Irvin Cobb has called Jacksonville "The City of Elms," and of late years it has become quite the fashion to praise the beauty of the quiet little Illinois town. Not long since there was an article in the Saturday Evening Post in which the statement was made that Jacksonville is the loveliest town of its class and size in this country. The town is built around a central square, as the fashion was ninety or a hundred years ago in the laying out of towns. Most of the commercial life of the town is concentrated around the Square. Tall, handsome, wide-branching elms grow in the park in the center of the Square, and the elms are inhabited by hundreds of squirrels, soft, furry, whisking denizens that play hide-and-seek in the branches the year around.

The main industry of Jacksonville is, or was seventy-five years ago, institutions of learning and of protection. There were three young ladies' seminaries, two colleges, a private asylum for the insane, a state asylum for the insane, and the largest asylum for the deaf and dumb in the United States. So cultured was the town that it was called "The Athens of America."

Well, Charles Otis Boston was born in this "Athens of America," or eight miles from it, which is about the same, for it was to Jacksonville that he and his mother drove when they had trading to do. After attending Whipple Academy, in Jacksonville, he entered the Illinois College, a Congregational school for young men. He had to work part of his way through college, a first-rate discipline for any young man. He graduated from Illinois College, and, upon his graduation, set up in business as a photographer, on the Square, of course, in sight of the elm trees and the happy squirrels.

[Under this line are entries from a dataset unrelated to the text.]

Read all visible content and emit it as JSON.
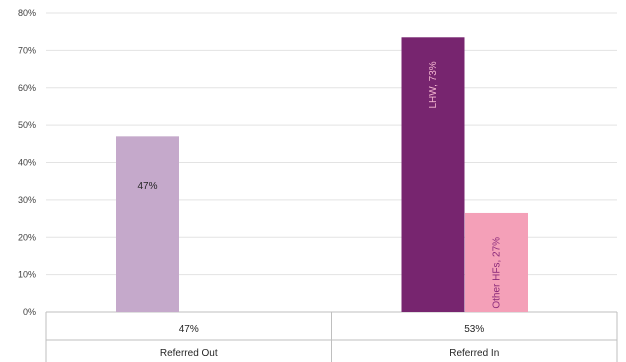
{
  "chart_data": {
    "type": "bar",
    "title": "",
    "xlabel": "",
    "ylabel": "",
    "ylim": [
      0,
      80
    ],
    "yticks": [
      0,
      10,
      20,
      30,
      40,
      50,
      60,
      70,
      80
    ],
    "ytick_suffix": "%",
    "grid": true,
    "legend": "none",
    "categories": [
      {
        "name": "Referred Out",
        "table_value": "47%"
      },
      {
        "name": "Referred In",
        "table_value": "53%"
      }
    ],
    "bars": [
      {
        "category": "Referred Out",
        "label": "47%",
        "value": 47,
        "color": "#c5a9cb",
        "label_color": "#262626",
        "label_orientation": "horizontal"
      },
      {
        "category": "Referred In",
        "label": "LHW, 73%",
        "value": 73.5,
        "color": "#77256f",
        "label_color": "#f4b8d0",
        "label_orientation": "vertical"
      },
      {
        "category": "Referred In",
        "label": "Other HFs, 27%",
        "value": 26.5,
        "color": "#f4a0b8",
        "label_color": "#8b2a7a",
        "label_orientation": "vertical"
      }
    ]
  }
}
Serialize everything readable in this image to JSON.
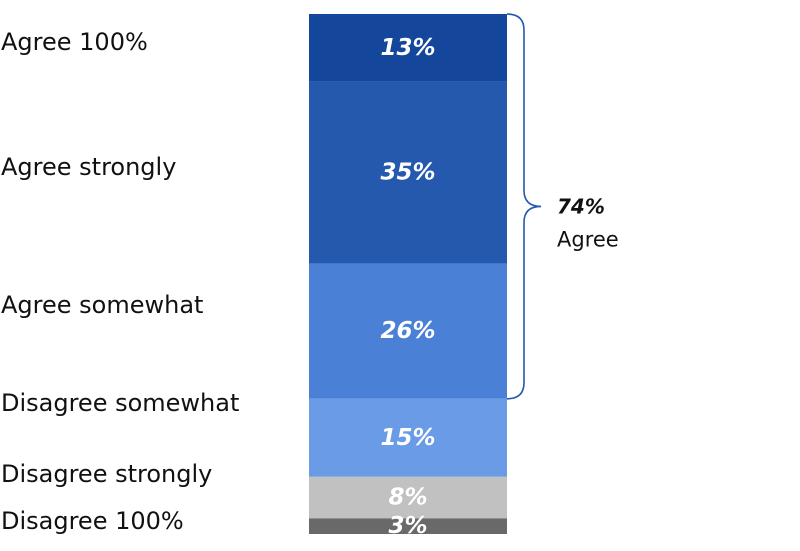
{
  "chart_data": {
    "type": "bar",
    "subtype": "stacked-100",
    "categories": [
      "Agree 100%",
      "Agree strongly",
      "Agree somewhat",
      "Disagree somewhat",
      "Disagree strongly",
      "Disagree 100%"
    ],
    "values": [
      13,
      35,
      26,
      15,
      8,
      3
    ],
    "value_labels": [
      "13%",
      "35%",
      "26%",
      "15%",
      "8%",
      "3%"
    ],
    "colors": [
      "#14479c",
      "#2459ad",
      "#4a80d6",
      "#6a9be6",
      "#c1c1c1",
      "#696969"
    ],
    "title": "",
    "xlabel": "",
    "ylabel": "",
    "grid": false,
    "annotation": {
      "value": "74%",
      "label": "Agree",
      "spans": [
        "Agree 100%",
        "Agree strongly",
        "Agree somewhat"
      ]
    }
  }
}
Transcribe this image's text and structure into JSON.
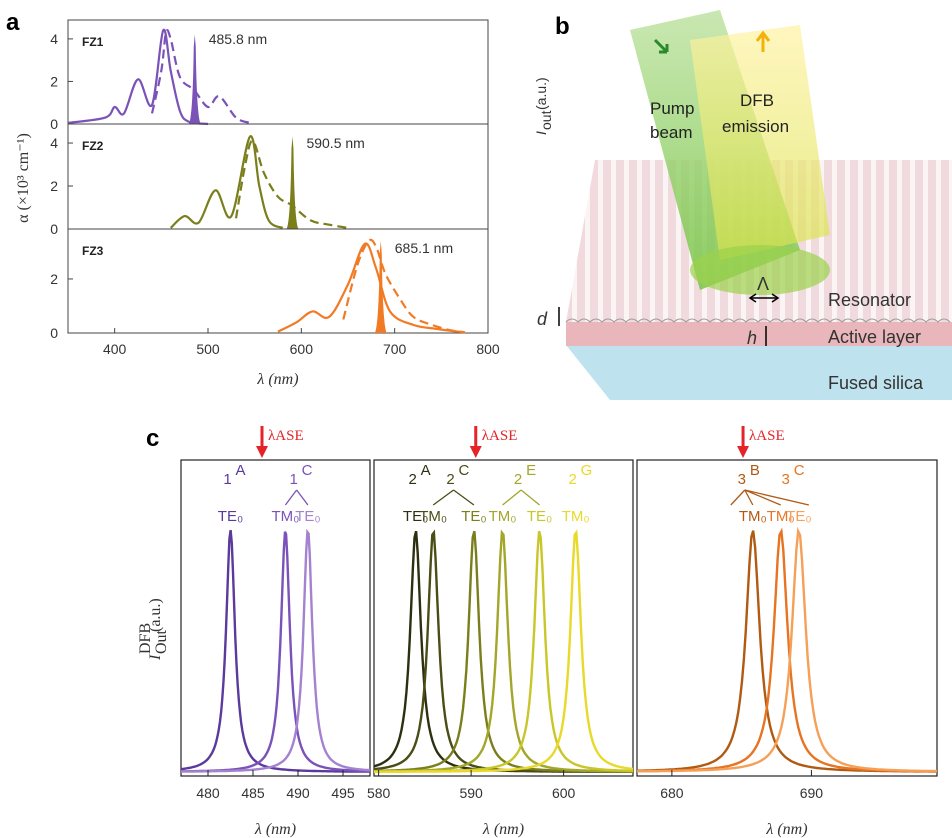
{
  "panels": {
    "a": "a",
    "b": "b",
    "c": "c"
  },
  "colors": {
    "fz1": "#7b52b8",
    "fz2": "#7a7f1c",
    "fz3": "#f17b25",
    "ase": "#e52329"
  },
  "chart_data": [
    {
      "type": "line",
      "panel": "a",
      "xlabel": "λ (nm)",
      "ylabel": "α (×10³ cm⁻¹)",
      "xlim": [
        350,
        800
      ],
      "xticks": [
        "400",
        "500",
        "600",
        "700",
        "800"
      ],
      "subplots": [
        {
          "name": "FZ1",
          "peak_label": "485.8 nm",
          "ylim": [
            0,
            4.7
          ],
          "yticks": [
            "0",
            "2",
            "4"
          ],
          "absorbance": {
            "x": [
              350,
              390,
              400,
              410,
              425,
              440,
              452,
              460,
              470,
              480,
              500
            ],
            "y": [
              0.05,
              0.3,
              0.8,
              0.5,
              2.1,
              0.9,
              4.4,
              2.5,
              0.6,
              0.1,
              0.0
            ]
          },
          "photoluminescence": {
            "x": [
              440,
              450,
              455,
              460,
              470,
              485,
              500,
              512,
              530,
              545
            ],
            "y": [
              0.5,
              2.5,
              4.3,
              4.0,
              2.2,
              1.6,
              0.8,
              1.3,
              0.3,
              0.05
            ]
          },
          "ase_peak": {
            "x": 485.8,
            "y": 4.2
          }
        },
        {
          "name": "FZ2",
          "peak_label": "590.5 nm",
          "ylim": [
            0,
            4.7
          ],
          "yticks": [
            "0",
            "2",
            "4"
          ],
          "absorbance": {
            "x": [
              460,
              475,
              490,
              508,
              525,
              545,
              555,
              565,
              580
            ],
            "y": [
              0.05,
              0.6,
              0.3,
              1.8,
              0.6,
              4.3,
              2.0,
              0.4,
              0.05
            ]
          },
          "photoluminescence": {
            "x": [
              530,
              540,
              548,
              560,
              575,
              590,
              610,
              630,
              650
            ],
            "y": [
              0.5,
              3.0,
              4.1,
              2.6,
              1.5,
              1.1,
              0.4,
              0.2,
              0.05
            ]
          },
          "ase_peak": {
            "x": 590.5,
            "y": 4.3
          }
        },
        {
          "name": "FZ3",
          "peak_label": "685.1 nm",
          "ylim": [
            0,
            3.7
          ],
          "yticks": [
            "0",
            "2"
          ],
          "absorbance": {
            "x": [
              575,
              595,
              612,
              630,
              650,
              668,
              680,
              695,
              720,
              745,
              760,
              775
            ],
            "y": [
              0.05,
              0.4,
              0.8,
              0.6,
              1.8,
              3.3,
              2.4,
              0.8,
              0.3,
              0.15,
              0.08,
              0.03
            ]
          },
          "photoluminescence": {
            "x": [
              645,
              660,
              672,
              680,
              690,
              705,
              720,
              740,
              760,
              775
            ],
            "y": [
              0.5,
              2.5,
              3.4,
              3.2,
              2.2,
              1.3,
              0.6,
              0.3,
              0.1,
              0.03
            ]
          },
          "ase_peak": {
            "x": 685.1,
            "y": 3.4
          }
        }
      ]
    },
    {
      "type": "line",
      "panel": "c",
      "xlabel": "λ (nm)",
      "ylabel": "I_Out^DFB (a.u.)",
      "ase_label": "λASE",
      "subplots": [
        {
          "xlim": [
            477,
            498
          ],
          "xticks": [
            "480",
            "485",
            "490",
            "495"
          ],
          "ase_x": 486,
          "mode_groups": [
            {
              "label": "1",
              "sup": "A"
            },
            {
              "label": "1",
              "sup": "C"
            }
          ],
          "peaks": [
            {
              "center": 482.5,
              "mode": "TE₀",
              "color": "#5a3a9c"
            },
            {
              "center": 488.6,
              "mode": "TM₀",
              "color": "#7b52b8"
            },
            {
              "center": 491.1,
              "mode": "TE₀",
              "color": "#a482d0"
            }
          ]
        },
        {
          "xlim": [
            579.5,
            607.5
          ],
          "xticks": [
            "580",
            "590",
            "600"
          ],
          "ase_x": 590.5,
          "mode_groups": [
            {
              "label": "2",
              "sup": "A"
            },
            {
              "label": "2",
              "sup": "C"
            },
            {
              "label": "2",
              "sup": "E"
            },
            {
              "label": "2",
              "sup": "G"
            }
          ],
          "peaks": [
            {
              "center": 584.0,
              "mode": "TE₀",
              "color": "#2d3010"
            },
            {
              "center": 585.9,
              "mode": "TM₀",
              "color": "#4a4d16"
            },
            {
              "center": 590.3,
              "mode": "TE₀",
              "color": "#7a7f1c"
            },
            {
              "center": 593.4,
              "mode": "TM₀",
              "color": "#a3a62a"
            },
            {
              "center": 597.4,
              "mode": "TE₀",
              "color": "#c9c62a"
            },
            {
              "center": 601.3,
              "mode": "TM₀",
              "color": "#e8d92a"
            }
          ]
        },
        {
          "xlim": [
            677.5,
            699
          ],
          "xticks": [
            "680",
            "690"
          ],
          "ase_x": 685.1,
          "mode_groups": [
            {
              "label": "3",
              "sup": "B"
            },
            {
              "label": "3",
              "sup": "C"
            }
          ],
          "peaks": [
            {
              "center": 685.8,
              "mode": "TM₀",
              "color": "#b05a12"
            },
            {
              "center": 687.8,
              "mode": "TM₀",
              "color": "#e67422"
            },
            {
              "center": 689.1,
              "mode": "TE₀",
              "color": "#f5a058"
            }
          ]
        }
      ]
    }
  ],
  "diagram_b": {
    "pump_label_1": "Pump",
    "pump_label_2": "beam",
    "dfb_label_1": "DFB",
    "dfb_label_2": "emission",
    "yaxis_label": "I",
    "yaxis_sub": "out",
    "yaxis_unit": "(a.u.)",
    "resonator": "Resonator",
    "active_layer": "Active layer",
    "fused_silica": "Fused silica",
    "period_symbol": "Λ",
    "d_symbol": "d",
    "h_symbol": "h"
  }
}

The year 1898 was a banner year with him. In that year he was graduated, was married, and went into business, all in Jacksonville. Wasn't he the bold one, to take so many "important steps," so many "dangerous risks" in one and the same year! His bride was Miss Frances Elizabeth Stimpson, of Jacksonville. They have one child, a daughter named Barbara, and love her dearly. She is now Mrs. Scott Gardner, a graduate of Washburn College, Topeka and a Kappa Alpha Theta.

In 1905 the Bostons deserted the elm trees and the squirrels and the busy Square, the scholarly quiet of Jacksonville, and came to Butler County, Kansas, settling in El Dorado, then a town of some three thousand inhabitants. The year before, the Missouri Pacific had moved its shops to Wichita, so the town was in something of a slump. Mr. Boston bought the business of a photographer, G. M. Sandifer, a Kentucky man, and started in business in a room over Selig's drug store.

That was twenty-nine years ago. Twenty-nine years of steady advancement. He just has moved into handsome, commodious quarters, and has fitted the new place to meet every necessity of convenience and progress. He would have moved on the 13th, but his stock was too big, so the moving could not be pulled off in one grand Big Day. He must have been disappointed.

Mr. and Mrs. Boston are members of the First Presbyterian Church. He has been superintendent of the Sunday School intermittently since 1899. He is a Rotarian, and, in point of time, just escaped being a charter member of that organization; is a member of the Chamber of Commerce, and has served on the school board and the library board twelve years. He belongs to the Country Club, has no time to play golf, and plays bridge about four times a year, probably in penance!

Mrs. Boston was one of the first women in El Dorado to drive a car. Which fact tells a good deal about her. It took courage, you may remember, for in those days the new motor contraption was queer and skittish, and given to mysterious halts and breakdowns, a creature of temperament.

So here are the Bostons, happy in their home life, successful in their business or profession, useful in their community, and highly valued by their fellow citizens. It's a fine total, is it not?